The so-called Kingdom of Jerusalem in those days was merely a threatened narrow strip of land along the eastern Mediterranean, not even including Jerusalem itself. The heiress to the kingdom was the young Queen Maria. Jerusalemites appealed to the West to send them someone to become her king-consort – preferably someone rich with a large army at his back. In the absence of any such volunteers and through machinations of Countess Blanche, John became the next best thing.

He arrived in the Kingdom in 1210 at about age 35 with a small force of knights, married Queen Maria, and became the Zelensky of his day – perpetually begging the Pope, the King of France, the Holy Roman Emperor, and anyone else for money & weapons & manpower. The sources commend John for his personal bravery and individual fighting prowess, but with only limited resources at his command, his minor crusade against the threatening Saracens in 1210-1211 was rather ineffectual.
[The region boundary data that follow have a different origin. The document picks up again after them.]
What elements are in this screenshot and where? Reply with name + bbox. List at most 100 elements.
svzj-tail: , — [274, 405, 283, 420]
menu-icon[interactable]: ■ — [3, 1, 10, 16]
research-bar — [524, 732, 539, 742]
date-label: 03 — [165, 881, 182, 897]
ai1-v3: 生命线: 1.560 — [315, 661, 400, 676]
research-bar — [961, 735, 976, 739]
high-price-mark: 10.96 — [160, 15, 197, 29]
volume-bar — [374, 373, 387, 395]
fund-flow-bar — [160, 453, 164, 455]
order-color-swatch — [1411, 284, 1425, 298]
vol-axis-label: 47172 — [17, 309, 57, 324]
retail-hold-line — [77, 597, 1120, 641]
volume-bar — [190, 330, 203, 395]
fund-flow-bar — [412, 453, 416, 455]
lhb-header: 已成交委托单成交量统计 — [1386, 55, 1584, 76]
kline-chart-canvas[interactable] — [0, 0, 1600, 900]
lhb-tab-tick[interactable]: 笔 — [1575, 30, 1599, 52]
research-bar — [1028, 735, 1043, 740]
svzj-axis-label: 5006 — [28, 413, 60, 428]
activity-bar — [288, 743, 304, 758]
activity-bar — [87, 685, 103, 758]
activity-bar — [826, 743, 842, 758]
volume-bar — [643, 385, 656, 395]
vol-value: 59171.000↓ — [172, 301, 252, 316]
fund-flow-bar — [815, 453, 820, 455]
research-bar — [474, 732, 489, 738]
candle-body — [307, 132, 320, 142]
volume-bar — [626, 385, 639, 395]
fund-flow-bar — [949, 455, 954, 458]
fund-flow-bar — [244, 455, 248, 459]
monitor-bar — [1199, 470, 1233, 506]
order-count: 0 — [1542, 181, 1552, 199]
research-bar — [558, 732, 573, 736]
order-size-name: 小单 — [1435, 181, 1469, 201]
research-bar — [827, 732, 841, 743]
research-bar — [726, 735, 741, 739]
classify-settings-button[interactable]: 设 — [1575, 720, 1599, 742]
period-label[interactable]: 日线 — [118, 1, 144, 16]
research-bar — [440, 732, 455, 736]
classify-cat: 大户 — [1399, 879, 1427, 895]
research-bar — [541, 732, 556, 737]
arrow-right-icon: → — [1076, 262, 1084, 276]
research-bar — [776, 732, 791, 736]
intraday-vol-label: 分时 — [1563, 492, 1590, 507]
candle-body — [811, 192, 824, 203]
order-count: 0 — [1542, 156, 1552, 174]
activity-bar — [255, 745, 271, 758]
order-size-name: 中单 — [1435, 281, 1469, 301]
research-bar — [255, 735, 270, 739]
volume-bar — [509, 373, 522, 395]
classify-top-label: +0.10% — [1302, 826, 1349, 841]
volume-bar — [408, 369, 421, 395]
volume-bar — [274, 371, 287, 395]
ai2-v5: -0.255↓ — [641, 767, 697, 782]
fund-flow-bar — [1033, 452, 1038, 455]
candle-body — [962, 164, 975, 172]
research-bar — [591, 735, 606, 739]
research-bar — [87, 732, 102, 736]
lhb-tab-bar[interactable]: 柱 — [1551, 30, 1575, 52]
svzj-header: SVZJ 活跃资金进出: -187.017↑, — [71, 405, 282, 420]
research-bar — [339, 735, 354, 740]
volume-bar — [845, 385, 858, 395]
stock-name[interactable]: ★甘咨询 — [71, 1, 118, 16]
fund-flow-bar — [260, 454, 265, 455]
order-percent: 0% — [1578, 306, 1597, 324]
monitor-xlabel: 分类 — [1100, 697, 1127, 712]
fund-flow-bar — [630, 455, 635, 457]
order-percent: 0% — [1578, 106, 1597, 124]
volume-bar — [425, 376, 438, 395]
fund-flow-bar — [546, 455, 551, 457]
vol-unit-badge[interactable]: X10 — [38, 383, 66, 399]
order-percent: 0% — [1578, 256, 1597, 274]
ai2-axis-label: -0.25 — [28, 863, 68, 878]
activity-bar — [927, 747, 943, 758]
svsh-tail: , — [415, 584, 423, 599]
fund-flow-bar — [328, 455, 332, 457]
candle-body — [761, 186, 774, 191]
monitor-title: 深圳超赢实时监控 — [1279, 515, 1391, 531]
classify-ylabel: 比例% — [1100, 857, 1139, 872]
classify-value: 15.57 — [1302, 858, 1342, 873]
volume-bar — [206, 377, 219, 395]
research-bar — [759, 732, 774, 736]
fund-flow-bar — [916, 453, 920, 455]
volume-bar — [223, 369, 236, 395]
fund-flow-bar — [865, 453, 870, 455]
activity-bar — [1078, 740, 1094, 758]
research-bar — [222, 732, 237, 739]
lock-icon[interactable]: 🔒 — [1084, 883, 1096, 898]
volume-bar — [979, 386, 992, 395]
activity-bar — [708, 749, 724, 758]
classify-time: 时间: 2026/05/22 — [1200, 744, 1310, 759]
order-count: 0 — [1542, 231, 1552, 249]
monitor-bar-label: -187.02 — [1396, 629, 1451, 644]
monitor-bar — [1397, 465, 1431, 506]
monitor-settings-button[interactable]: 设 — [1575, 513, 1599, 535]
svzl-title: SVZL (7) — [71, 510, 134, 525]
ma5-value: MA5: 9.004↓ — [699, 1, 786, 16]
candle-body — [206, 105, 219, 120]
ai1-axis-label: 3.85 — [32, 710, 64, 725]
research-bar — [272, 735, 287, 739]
However, that experience made him the obvious choice to lead the Pope’s much larger Fifth Crusade in 1218-1221.

John boldly led the Fifth Crusade on an invasion of Egypt, the home territory of the Saracens. Sultan al-Kamil of the Ayyubid dynasty quickly offered a peace treaty which would have restored the Kingdom’s lands lost since the First Crusade, including the city of Jerusalem itself. John recommended accepting this deal, but the European knights who had joined the Fifth Crusade were as interested in seizing booty as in serving God. Strangely egged on by the Pope’s emissary Pelagius, the knights rejected the proffered treaty, carried on with the attack, and were eventually driven out of Egypt in defeat.

Following the Fifth Crusade, John left for Europe in 1222, trying as Regent to drum up more support for the failing Kingdom, and never returned. While in Europe for the next decade, he initially established good relations with the Holy Roman Emperor, Frederick II, culminating in his marrying John’s young daughter, now Queen of the Kingdom of Jerusalem. Thus Frederick replaced John as regent & king-consort. But relations between John & the Emperor soured after that marriage, and John’s daughter died soon thereafter in childbirth.

However, John retained good relations with the Pope, fighting for him in the “War of the Keys” in Italy. In 1231 after much haggling, the Pope arranged for John at about age 55 to take the place of the deceased Emperor of Constantinople – perhaps analogous to the way that a modern ousted CEO will often find his way to another CEO gig.

Unfortunately, the situation at Constantinople was even more tenuous than in the Kingdom of Jerusalem. The “empire” consisted of little more than the city of Constantinople itself, beset on all sides by powerful enemies. Until his death in 1237 in his early 60s, John bravely led his limited forces in holding off those enemies, but lack of resources prevented him from making any real improvements to Constantinople’s dire situation.

The overall observation from this history is that technology changes but human behavior does not. John’s uphill struggle through the vicissitudes of Medieval life seems in many ways all too modern.